Bail was set at $1 million for Tadly, who is scheduled to make his first appearance in District Court today. Hawaii Criminal Justice Data Center records show Tadly has five convictions, but do not specify what they were for.

The building manager lives one floor beneath Tadly's apartment in the three-level cinderblock Kunia Palms apartment complex at 94-010 Leolua St., next to H-1 Freeway.

The manager, a 67-year-old, retired Honolulu firefighter and a former Hono- lulu Police reserve officer, asked not to be identified because of the violent nature of the crime. He said he has been managing the Kunia Palms property, which consists of 129 units in seven buildings, for three months.

The manager said Tadly had told him his name was Chadwick Williams and that his nickname was "Long Hair."

"When he's sober he's a nice guy," the manager said, "but when he was drinking he got out of control. There were loud parties every Friday and Saturday night. He had a job in the shipyards and his buddies would show up. There would be drinking in the street and on the sidewalk, sometimes fighting."

He said that most of the people living in the Kunia Palms units "are good people, family people. But Chad was out of control."

The manager said he tries to settle domestic disputes and other problems at the apartment complex on his own. He had been writing Tadly up for violations in an effort to collect enough documentation to have him evicted.

"I try to handle everything peacefully and safely and not call the police unless I absolutely have to," he said.

On the day of the shooting, he said, "There was no way anyone could have heard the gunshot (because) there were so many fireworks that night and the next day. It was like Iraq."

Police said they went to the apartment Friday after receiving a call from a woman who said someone had been shot in a Leolua Street apartment.

Officers arrived before 7 a.m. and looked through the locked iron grill screen door to Tadly's apartment, the manager said.

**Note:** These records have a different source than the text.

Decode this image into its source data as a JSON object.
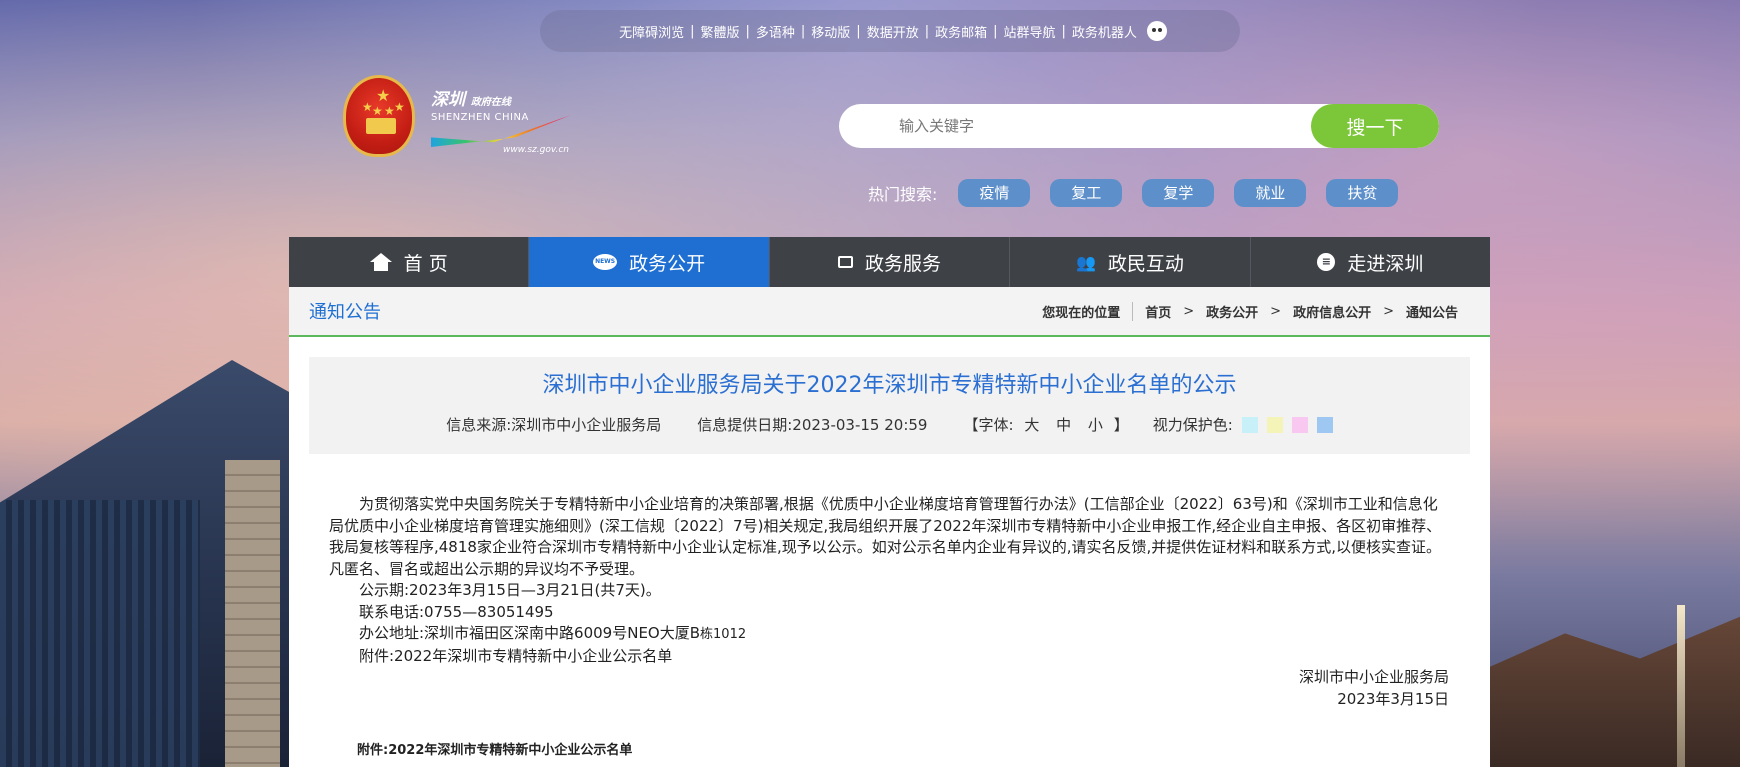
{
  "topbar": {
    "links": [
      "无障碍浏览",
      "繁體版",
      "多语种",
      "移动版",
      "数据开放",
      "政务邮箱",
      "站群导航",
      "政务机器人"
    ]
  },
  "logo": {
    "cn_main": "深圳",
    "cn_sub": "政府在线",
    "en": "SHENZHEN CHINA",
    "url": "www.sz.gov.cn"
  },
  "search": {
    "placeholder": "输入关键字",
    "button": "搜一下"
  },
  "hot_search": {
    "label": "热门搜索:",
    "tags": [
      "疫情",
      "复工",
      "复学",
      "就业",
      "扶贫"
    ]
  },
  "nav": {
    "items": [
      {
        "label": "首 页",
        "icon": "home-icon"
      },
      {
        "label": "政务公开",
        "icon": "news-icon"
      },
      {
        "label": "政务服务",
        "icon": "monitor-icon"
      },
      {
        "label": "政民互动",
        "icon": "people-icon"
      },
      {
        "label": "走进深圳",
        "icon": "chat-icon"
      }
    ],
    "active_index": 1
  },
  "breadcrumb": {
    "section_title": "通知公告",
    "here": "您现在的位置",
    "items": [
      "首页",
      "政务公开",
      "政府信息公开",
      "通知公告"
    ]
  },
  "article": {
    "title": "深圳市中小企业服务局关于2022年深圳市专精特新中小企业名单的公示",
    "source": "信息来源:深圳市中小企业服务局",
    "date": "信息提供日期:2023-03-15 20:59",
    "font_label": "【字体:",
    "font_sizes": [
      "大",
      "中",
      "小"
    ],
    "font_end": "】",
    "eye_label": "视力保护色:",
    "eye_colors": [
      "#c8f0f8",
      "#f4f4b8",
      "#f8c8f0",
      "#9ec8f2"
    ],
    "paragraph": "为贯彻落实党中央国务院关于专精特新中小企业培育的决策部署,根据《优质中小企业梯度培育管理暂行办法》(工信部企业〔2022〕63号)和《深圳市工业和信息化局优质中小企业梯度培育管理实施细则》(深工信规〔2022〕7号)相关规定,我局组织开展了2022年深圳市专精特新中小企业申报工作,经企业自主申报、各区初审推荐、我局复核等程序,4818家企业符合深圳市专精特新中小企业认定标准,现予以公示。如对公示名单内企业有异议的,请实名反馈,并提供佐证材料和联系方式,以便核实查证。凡匿名、冒名或超出公示期的异议均不予受理。",
    "period": "公示期:2023年3月15日—3月21日(共7天)。",
    "phone": "联系电话:0755—83051495",
    "address_main": "办公地址:深圳市福田区深南中路6009号NEO大厦B",
    "address_small": "栋1012",
    "attachment": "附件:2022年深圳市专精特新中小企业公示名单",
    "signer": "深圳市中小企业服务局",
    "sign_date": "2023年3月15日",
    "attachment_bold": "附件:2022年深圳市专精特新中小企业公示名单"
  }
}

"The police saw him (the victim) lying on the floor right inside the door and they broke in," the manager said.

The manager said officers went inside and found the bedroom door locked. They broke into the bedroom and found Tadly lying on a bed and two teenage men in the room.

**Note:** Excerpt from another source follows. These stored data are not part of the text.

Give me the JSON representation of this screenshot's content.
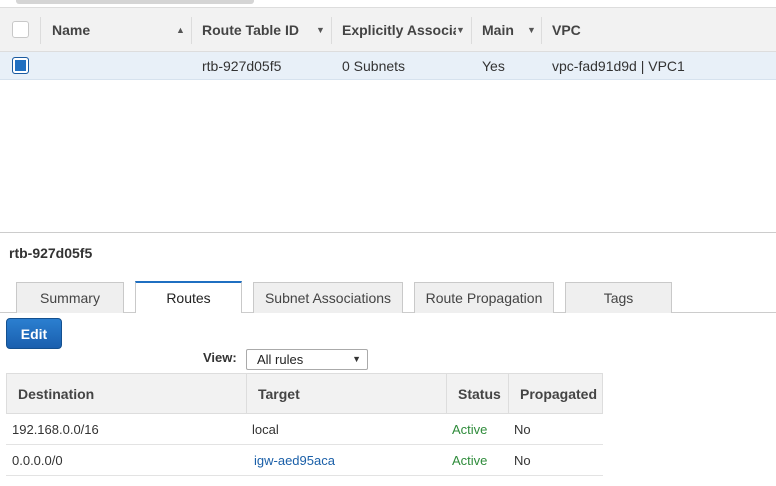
{
  "grid": {
    "columns": {
      "name": "Name",
      "route_table_id": "Route Table ID",
      "explicitly_associated": "Explicitly Associat",
      "main": "Main",
      "vpc": "VPC"
    },
    "rows": [
      {
        "selected": true,
        "name": "",
        "route_table_id": "rtb-927d05f5",
        "explicitly_associated": "0 Subnets",
        "main": "Yes",
        "vpc": "vpc-fad91d9d | VPC1"
      }
    ]
  },
  "detail": {
    "title": "rtb-927d05f5",
    "tabs": [
      "Summary",
      "Routes",
      "Subnet Associations",
      "Route Propagation",
      "Tags"
    ],
    "active_tab": "Routes",
    "edit_label": "Edit",
    "view_label": "View:",
    "view_value": "All rules",
    "routes": {
      "columns": {
        "destination": "Destination",
        "target": "Target",
        "status": "Status",
        "propagated": "Propagated"
      },
      "rows": [
        {
          "destination": "192.168.0.0/16",
          "target": "local",
          "status": "Active",
          "propagated": "No"
        },
        {
          "destination": "0.0.0.0/0",
          "target": "igw-aed95aca",
          "status": "Active",
          "propagated": "No"
        }
      ]
    }
  },
  "colors": {
    "accent": "#1f6fc1",
    "selected_row": "#e8f0f8",
    "status_active": "#2e8b3a",
    "link": "#1a5fa8"
  }
}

"They led all three of them out in handcuffs," the manager said. "Why would you stay in the apartment with the body there?"

Tadly and the other two men, ages 17 and 18 were arrested at about 6:43 a.m.

Police said yesterday that no one else has been charged in the case.

The damage to the door at apartment 302 was clearly visible yesterday. A blue-and-white beer cooler sat outside the door with writing on it that said: "This belongs to Long Hair. Long Hair no care."

The manager said the Kunia Palms apartment buildings have 16 surveillance cameras on the property. After viewing the tapes, detectives searched Tadly's car, a dark green Toyota Camry that was parked in stall 302 yesterday, the manager said.

About a month ago, men drinking in the street got involved in a fight, he said.

"One had a gun and one had a baseball bat."

A shot was fired and a bullet went through the window of an apartment across the courtyard, the manager said.

Elsie Kim, 79, lives in the apartment and yesterday showed the hole where the bullet went through her front window and lodged in her rear kitchen wall.

"It was a gang fight, we were asleep," she said. "My son gave the bullet to the detective."

She said most of the people who live in the apartment complex are good, but she is becoming afraid.

"This has got to stop," Kim said.

The manager told The Advertiser yesterday: "Please put this in your story. I hope people learn that alcohol is the real devil in all this. People do things they wouldn't do if they were in their right minds."